WSU student uses music to teach

A love of children and a passion for social issues drive Wichita State University sophomore Terecia Miller to impact the lives around her.

Miller works on and off campus to teach others music. She came to WSU because of the special music education program with Elaine Bernstorf, associate dean and professor in the College of Fine Arts.

Miller caught Bernstorf’s attention at a Presidential Scholar’s dinner.

“Right then I realized that (Miller) had the perfect personality for teaching, and I wanted to work with her in music education,” Bernstorf said.

“I’ve always known I wanted to work with kids, to help kids,” Miller said. “I enjoy the innocence and the humor that they naturally bring.”

She said her 7-year-old brother, Corbin, is her “favorite person in the world.”

Miller is majoring in special music education to include special needs students in her future classrooms.

For a long time she thought about social work or family or school counseling, but she has been passionate about music since the womb, she said.

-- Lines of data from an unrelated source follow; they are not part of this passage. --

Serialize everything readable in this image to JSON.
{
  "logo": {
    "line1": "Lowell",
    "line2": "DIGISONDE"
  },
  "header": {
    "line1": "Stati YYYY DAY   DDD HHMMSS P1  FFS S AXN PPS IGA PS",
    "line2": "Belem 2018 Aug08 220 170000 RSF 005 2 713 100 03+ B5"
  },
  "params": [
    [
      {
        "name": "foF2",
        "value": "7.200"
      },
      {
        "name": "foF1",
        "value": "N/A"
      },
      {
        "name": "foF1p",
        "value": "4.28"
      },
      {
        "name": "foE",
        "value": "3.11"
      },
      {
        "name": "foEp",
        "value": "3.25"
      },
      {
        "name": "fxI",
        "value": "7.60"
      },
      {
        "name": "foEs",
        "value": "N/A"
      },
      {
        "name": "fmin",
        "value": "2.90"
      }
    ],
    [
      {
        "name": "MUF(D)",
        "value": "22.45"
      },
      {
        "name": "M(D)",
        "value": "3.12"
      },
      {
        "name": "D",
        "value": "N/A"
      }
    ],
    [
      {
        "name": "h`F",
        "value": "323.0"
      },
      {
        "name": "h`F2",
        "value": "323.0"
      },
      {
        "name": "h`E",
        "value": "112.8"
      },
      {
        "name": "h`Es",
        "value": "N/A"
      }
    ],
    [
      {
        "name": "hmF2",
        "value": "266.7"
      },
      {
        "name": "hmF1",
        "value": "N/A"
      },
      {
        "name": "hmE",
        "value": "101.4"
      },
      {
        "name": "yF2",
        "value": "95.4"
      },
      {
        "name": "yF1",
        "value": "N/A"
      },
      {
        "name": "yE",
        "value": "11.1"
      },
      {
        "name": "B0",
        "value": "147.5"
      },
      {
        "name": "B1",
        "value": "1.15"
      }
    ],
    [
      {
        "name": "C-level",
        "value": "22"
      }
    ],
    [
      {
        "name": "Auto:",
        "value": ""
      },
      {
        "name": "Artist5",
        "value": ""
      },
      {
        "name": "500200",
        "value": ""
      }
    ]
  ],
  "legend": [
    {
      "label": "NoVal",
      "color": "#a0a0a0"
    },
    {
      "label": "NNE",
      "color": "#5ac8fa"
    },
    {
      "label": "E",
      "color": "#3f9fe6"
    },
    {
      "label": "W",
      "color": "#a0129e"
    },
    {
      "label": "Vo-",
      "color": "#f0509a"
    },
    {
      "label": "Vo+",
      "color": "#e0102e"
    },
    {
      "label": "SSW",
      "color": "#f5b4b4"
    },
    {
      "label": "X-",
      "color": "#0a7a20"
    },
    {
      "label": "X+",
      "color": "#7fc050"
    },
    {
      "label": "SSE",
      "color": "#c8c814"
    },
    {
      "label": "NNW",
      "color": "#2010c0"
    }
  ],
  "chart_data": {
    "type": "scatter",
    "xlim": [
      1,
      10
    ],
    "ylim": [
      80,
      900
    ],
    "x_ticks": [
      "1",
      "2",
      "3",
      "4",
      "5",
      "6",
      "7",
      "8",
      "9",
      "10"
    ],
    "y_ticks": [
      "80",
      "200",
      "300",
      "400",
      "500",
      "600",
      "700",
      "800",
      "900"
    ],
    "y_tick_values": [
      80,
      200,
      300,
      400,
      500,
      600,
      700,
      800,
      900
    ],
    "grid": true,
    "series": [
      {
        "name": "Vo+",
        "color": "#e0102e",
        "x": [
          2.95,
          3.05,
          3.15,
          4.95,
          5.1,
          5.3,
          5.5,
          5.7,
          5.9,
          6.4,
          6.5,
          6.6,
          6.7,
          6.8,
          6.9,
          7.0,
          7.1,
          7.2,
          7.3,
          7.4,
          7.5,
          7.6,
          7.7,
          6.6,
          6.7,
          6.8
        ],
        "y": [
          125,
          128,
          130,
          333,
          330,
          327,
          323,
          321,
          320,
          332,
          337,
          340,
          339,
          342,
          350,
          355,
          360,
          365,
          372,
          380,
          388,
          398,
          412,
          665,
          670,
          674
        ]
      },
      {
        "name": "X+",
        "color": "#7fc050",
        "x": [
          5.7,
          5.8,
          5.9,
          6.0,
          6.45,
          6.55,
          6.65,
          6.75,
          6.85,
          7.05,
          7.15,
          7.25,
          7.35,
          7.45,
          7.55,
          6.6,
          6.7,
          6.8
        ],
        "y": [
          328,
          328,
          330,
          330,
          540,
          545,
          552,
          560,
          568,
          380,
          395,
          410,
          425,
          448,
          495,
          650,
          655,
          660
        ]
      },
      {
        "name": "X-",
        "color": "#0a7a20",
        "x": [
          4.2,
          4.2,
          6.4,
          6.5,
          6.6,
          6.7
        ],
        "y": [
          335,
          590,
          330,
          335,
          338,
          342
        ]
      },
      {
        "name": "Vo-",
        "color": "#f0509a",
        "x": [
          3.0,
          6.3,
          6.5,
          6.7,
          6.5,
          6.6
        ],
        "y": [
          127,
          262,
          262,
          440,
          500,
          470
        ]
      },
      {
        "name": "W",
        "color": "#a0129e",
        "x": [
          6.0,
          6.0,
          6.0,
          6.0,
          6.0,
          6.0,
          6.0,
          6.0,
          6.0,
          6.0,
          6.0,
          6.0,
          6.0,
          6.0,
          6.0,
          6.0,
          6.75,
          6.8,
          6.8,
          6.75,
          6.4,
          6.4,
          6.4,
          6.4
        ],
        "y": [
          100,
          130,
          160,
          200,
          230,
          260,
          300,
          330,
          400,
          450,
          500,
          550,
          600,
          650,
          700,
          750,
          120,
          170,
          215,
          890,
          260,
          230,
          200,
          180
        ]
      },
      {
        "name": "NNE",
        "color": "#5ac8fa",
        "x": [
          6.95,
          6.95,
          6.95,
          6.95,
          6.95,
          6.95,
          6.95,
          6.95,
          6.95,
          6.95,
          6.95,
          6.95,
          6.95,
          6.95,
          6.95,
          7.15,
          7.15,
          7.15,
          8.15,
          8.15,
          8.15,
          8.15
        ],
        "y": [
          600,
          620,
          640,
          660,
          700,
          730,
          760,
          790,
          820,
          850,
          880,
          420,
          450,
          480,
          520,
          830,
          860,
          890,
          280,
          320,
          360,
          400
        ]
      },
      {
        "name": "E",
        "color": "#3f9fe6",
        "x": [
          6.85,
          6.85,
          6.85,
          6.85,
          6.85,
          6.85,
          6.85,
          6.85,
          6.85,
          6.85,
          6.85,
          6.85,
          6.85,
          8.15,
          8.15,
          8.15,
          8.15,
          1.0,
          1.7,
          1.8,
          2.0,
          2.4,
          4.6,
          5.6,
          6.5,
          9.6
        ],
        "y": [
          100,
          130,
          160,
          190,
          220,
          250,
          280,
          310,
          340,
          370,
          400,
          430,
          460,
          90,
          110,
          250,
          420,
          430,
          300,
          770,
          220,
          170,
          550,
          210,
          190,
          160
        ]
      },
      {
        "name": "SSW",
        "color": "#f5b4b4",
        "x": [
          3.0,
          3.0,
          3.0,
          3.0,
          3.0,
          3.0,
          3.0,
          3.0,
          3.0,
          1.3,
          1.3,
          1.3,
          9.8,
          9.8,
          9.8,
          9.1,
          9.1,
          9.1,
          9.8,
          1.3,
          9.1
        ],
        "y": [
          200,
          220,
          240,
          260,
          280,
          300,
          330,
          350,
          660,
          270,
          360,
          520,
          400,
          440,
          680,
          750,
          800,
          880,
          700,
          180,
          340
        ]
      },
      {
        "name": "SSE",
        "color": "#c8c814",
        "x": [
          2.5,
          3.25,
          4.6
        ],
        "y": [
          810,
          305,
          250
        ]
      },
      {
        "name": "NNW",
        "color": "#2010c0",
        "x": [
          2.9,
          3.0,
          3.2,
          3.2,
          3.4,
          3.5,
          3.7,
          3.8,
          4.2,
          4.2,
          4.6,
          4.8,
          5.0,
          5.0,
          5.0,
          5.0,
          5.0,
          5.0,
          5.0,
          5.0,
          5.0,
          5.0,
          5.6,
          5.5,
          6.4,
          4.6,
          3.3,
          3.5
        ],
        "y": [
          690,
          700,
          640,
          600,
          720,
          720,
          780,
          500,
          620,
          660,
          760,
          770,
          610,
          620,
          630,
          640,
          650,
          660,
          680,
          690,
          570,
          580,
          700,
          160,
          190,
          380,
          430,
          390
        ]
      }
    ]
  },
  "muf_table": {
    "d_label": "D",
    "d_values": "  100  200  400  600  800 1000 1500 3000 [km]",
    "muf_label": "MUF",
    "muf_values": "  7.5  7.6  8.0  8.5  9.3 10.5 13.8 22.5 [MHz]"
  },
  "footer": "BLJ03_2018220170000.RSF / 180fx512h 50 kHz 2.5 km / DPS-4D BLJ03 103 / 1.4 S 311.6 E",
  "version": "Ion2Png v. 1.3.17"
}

“My parents did the whole earphones on the belly thing,” she said.

Her prenatal soundtrack included Mozart, the Eagles and Styx, among others.

From the time she could walk, Miller would stand on a stool in the middle of her grandmother’s living room and sing into a plastic banana.

And from fifth grade to her senior year of high school, she played her father’s saxophone, which her uncle played and her younger cousin uses now.

She said music was an obvious choice and she should have picked it long ago.

Miller volunteered at Mead Middle School in Wichita and taught music to a “rough, tough, inner-city kid” who had no desire to be in school. He just wanted to play basketball. A year-and-a-half later, she ran into him and he’s excited about going to college.

Children have so much potential, she said, you cannot tell them, “You’re not that good; you should give up," she said. “They can change anything, do anything."

Good music teachers are needed in Wichita, she said, but with school boards across the nation cutting arts education out of schools, she’ll likely move to a district with more opportunities.

Miller teaches a music class at the Cerebral Palsy Research Foundation for adults with special needs. She said the class is not about performance but about feeling the music and being able to emote through music.

“I’m glad that I’ve had (the) opportunity,” she said, “learning to work with students of different abilities.”

Along with a passion for music and teaching, Miller is involved in civil rights and social issues. She is the social justice chair for That Gay Group!, dealing with such events as the AIDS Walk and Hate Closet.

As a senator at large for the Student Government Association, she is active in the movement to include sexual orientation on USD 259’s notice of nondiscrimination clause and bullying policy.

She also works at the Center for Student Leadership on campus and is a member of Gamma Phi Beta with two positions within the sorority.

“I was the girl who was never going to go Greek,” she said. “It’s so close to my heart now.”

Miller is involved in two WSU choirs: a capella and chamber chorale.

She will travel to Carnegie Hall this summer with 80 other WSU students to perform a requiem by David Childs. The WSU choir will be the first to sing the requiem, which is still being written.

Also, for the first time, the WSU chamber’s choir has been chosen to perform at the Kansas Music Educators Association conference. It’s the only WSU choir to audition and be chosen, but many schools will be performing from grade school to the university level.

But Miller’s ultimate goal is to be a teacher, a good one.

“That’s really all there is to it,” she said.

To her, a good teacher can communicate with her students and get results out of them. She said they don’t have to be the best choir, but they need to appreciate their accomplishments.

Miller said she wants to be a teacher they can count on to build them up.